The largest of Wednesday’s attacks was in the turbulent Youssifiyah district south of Baghdad where a suicide car bomber hit an army checkpoint, killing six soldiers and injuring 16, including 10 civilians and six soldiers.

Earlier in Baghdad’s upscale Mansour district, a car bomb near a cluster of shops killed six civilians and wounded 13. Minutes later, a suicide bomber blew himself up at the entrance of a nearby police station as officers were rushing out to the site of the first attack, killing five and injuring 10, all policemen.

The officials spoke on condition of anonymity because they were not authorized to speak to the media.

There was no immediate claim of responsibility for the attacks, but they all bore the hallmarks of the Islamic State group, whose fighters control about a third of the country after they blitzed across much of the north and west of Iraq this year.

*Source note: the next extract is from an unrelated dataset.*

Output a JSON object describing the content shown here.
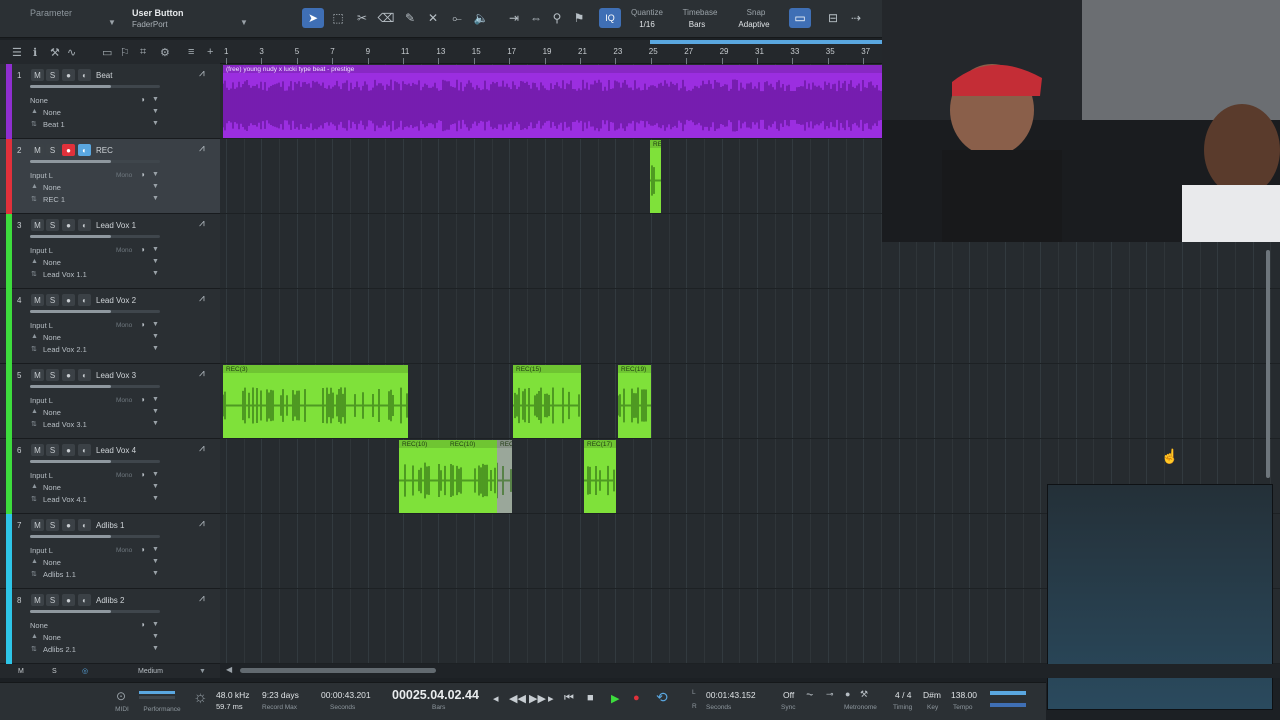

Elsewhere in Iraq, government forces backed with Shiite militiamen are continuing to meet tough resistance from Islamic State fighters in the refinery town of Beiji, a day after they pushed militants out of the town center, a senior military official reached there by telephone said Wednesday.

The official said reinforcements have reached Beiji, 250 kilometres (155 miles) north of Baghdad, to protect areas of the town now under government control. Booby-trapped houses and roadside bombs however were hindering their advance toward the northern and north-western parts of the town, where Iraq’s largest refinery is located.

The official spoke on condition of anonymity because he was not authorized to brief reporters.

Lifting the siege of the refinery, which sits inside a sprawling complex whose capacity of some 3, 20,000 barrels a day accounts for a quarter of Iraq’s refining capacity, was likely the next objective in the campaign to rid Beiji of the militants.

When fully retaken, the strategic town will likely be a base for a future push to take back Saddam Hussein’s hometown of Tikrit just to the south, one of the main prizes overrun by the extremists last summer.